これまで、NTT、インタースコープ、テクノラティ、Google、Nianticと、日本の大企業やスタートアップ、グローバルなtech企業など、さまざまな環境で色々なプロジェクトに関わってきました。会社内のプロジェクトはもちろん、企業間、あるいはコミュニティでのプロジェクトも企画や運営をしてきました。リソースの少ないプロジェクトだと、自分で何でもやらないと、やりたいことややるべきことを実現することができませんし、仲間を増やさないと24時間では足りない状態になります。そんな血と汗と涙で学んできたことを、少しでも共有し、皆さんが自分のプロジェクトを実現する際に役立つ「筋肉づくり」になればと思います。

(2)デジタルハリウッド大学大学院の院生たちとのこれからの交流で期待していることを教えてください。

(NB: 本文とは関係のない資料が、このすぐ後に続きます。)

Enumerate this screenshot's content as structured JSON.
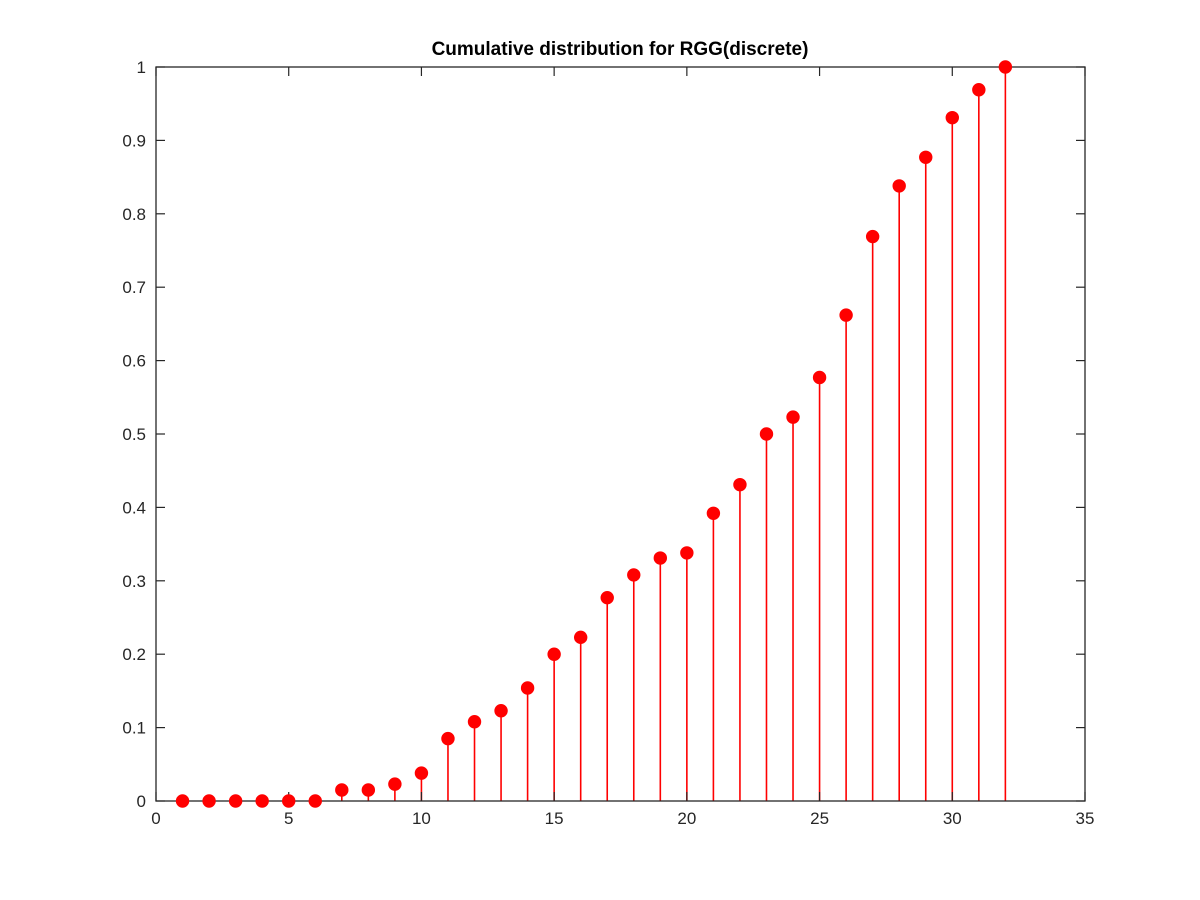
{
  "chart_data": {
    "type": "stem",
    "title": "Cumulative distribution for RGG(discrete)",
    "xlabel": "",
    "ylabel": "",
    "xlim": [
      0,
      35
    ],
    "ylim": [
      0,
      1
    ],
    "x_ticks": [
      0,
      5,
      10,
      15,
      20,
      25,
      30,
      35
    ],
    "y_ticks": [
      0,
      0.1,
      0.2,
      0.3,
      0.4,
      0.5,
      0.6,
      0.7,
      0.8,
      0.9,
      1
    ],
    "x_tick_labels": [
      "0",
      "5",
      "10",
      "15",
      "20",
      "25",
      "30",
      "35"
    ],
    "y_tick_labels": [
      "0",
      "0.1",
      "0.2",
      "0.3",
      "0.4",
      "0.5",
      "0.6",
      "0.7",
      "0.8",
      "0.9",
      "1"
    ],
    "grid": false,
    "marker": "filled-circle",
    "color": "#ff0000",
    "x": [
      1,
      2,
      3,
      4,
      5,
      6,
      7,
      8,
      9,
      10,
      11,
      12,
      13,
      14,
      15,
      16,
      17,
      18,
      19,
      20,
      21,
      22,
      23,
      24,
      25,
      26,
      27,
      28,
      29,
      30,
      31,
      32
    ],
    "values": [
      0,
      0,
      0,
      0,
      0,
      0,
      0.015,
      0.015,
      0.023,
      0.038,
      0.085,
      0.108,
      0.123,
      0.154,
      0.2,
      0.223,
      0.277,
      0.308,
      0.331,
      0.338,
      0.392,
      0.431,
      0.5,
      0.523,
      0.577,
      0.662,
      0.769,
      0.838,
      0.877,
      0.931,
      0.969,
      1.0
    ]
  }
}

デジタルハリウッド大学大学院のメッセージは「世界を幸せにする人たちをここで待っている」。つまり、院生の皆さんはこれから「世界を幸せにする人たち」です。ひとりで成し遂げられることは少なくても、ここに集まった多様なスキルやバックグラウンドをお持ちの皆さんが、力を合わせてそれぞれが実現したい未来を語り合い、力を貸しながらみんなで作っていく、将来的にそんなことが可能になる土台が作れればと思っています。

(3)最近、気になっていること、思っていること、課題と考えていること、大切にしていることなどがあれば、何か教えてください。

最近気になっていることは世界情勢とAIの進化が社会に与える影響です。さまざまな紛争、貧富の差と分断の問題があり、今年は世界中で大きな選挙が行われます。これに相まって、昨年から生成AIの台頭でAIが作るコンテンツのクオリティと量が圧倒的に向上し、素晴らしい事例も増えていきますが、残念ながらフェイクニュースも増えてしまうでしょう。世の中の流れに飲み込まれずに、根っこのところで「世界を幸せにしたいんだ」という柱をもった人を世界中で増やすことが重要だと考えています。大切にしていることは「好奇心」です。世界で何が起きているのか、自分と全く違う境遇の人達が何を体験し、何を考えているのか、知ることが大事だと思っています。

山﨑 富美(やまざき ふみ)
早稲田大学法学部卒業後、NTTに入社、法人営業を行う。インタースコープに転職し、マーケティングリサーチに従事。デジタルガレージグループにてブログ検索エンジン「テクノラティジャパン」の立ち上げと運営、ベンチャー投資、テレビ番組BlogTVの制作、カンファレンス運営等に携わった後、フリーランスに。2009年よりGoogleにて、Developer Relations Team Japan leadとして開発者支援を行う。東日本大震災に際しては日本中のエンジニア達が被災地のために開発を行う「Hack for Japan」を、次の災害に備えるために東日本大震災に関する様々な企業がもつデータを分析する「東日本大震災ビッグデータワークショップ -Project311-」を、東北で若者達がテクノロジーについて学び、教え合う場として「東北Tech道場」を立案、企画、運営した。渡米後、Social Impact Teamというテクノロジーを使って社会をよくするというミッションのチームで活動の後、Advanced Technology and Projects Team(ATAP)にて、レーダー技術を使った新しいセンサーを開発するProject Soliや導電性の糸を使ったウェアラブルを開発するProject Jacquardでプログラムマネジメントを担当。2018年より2022年まで、AR技術の開発会社 Niantic にて、ポケモン GO、Ingress、Niantic Lightship等のアジアでのマーケティングを担当。

木原 民雄(きはら たみお)
メディアアーティスト、メディアデザイン研究者。メディアデザインの仕掛けや仕組み、メディアアートの企画制作展示方法を探究している。青山学院大学大学院経営工学専攻博士前期課程修了後、NTT入社。ネットワークマネジメント、映像データベース、コミュニティウェア、デジタルサイネージなどの研究開発に従事し、サービス企画や研究戦略にも携わる。博士(情報理工学)(東京大学大学院)。2019年度よりデジタルハリウッド大学及び大学院教授。2022年度より大学院研究科長。1996年頃よりメディアアートの制作を開始。NTT/ICC、メディア芸術祭愛知展などで作品展示。展覧会の企画、監修、展示協力などに関わり続ける。1997年Prix Ars ElectronicaのInteractive Art部門でHonorary Mention、情報処理学会山下記念研究賞など受賞多数。本学では、研究紀要の編集幹事、必修科目「デジタルコンテンツ総合研究」「デジタルコンテンツの理論と実務の架橋」を担当、「リサーチテックラボ」主宰。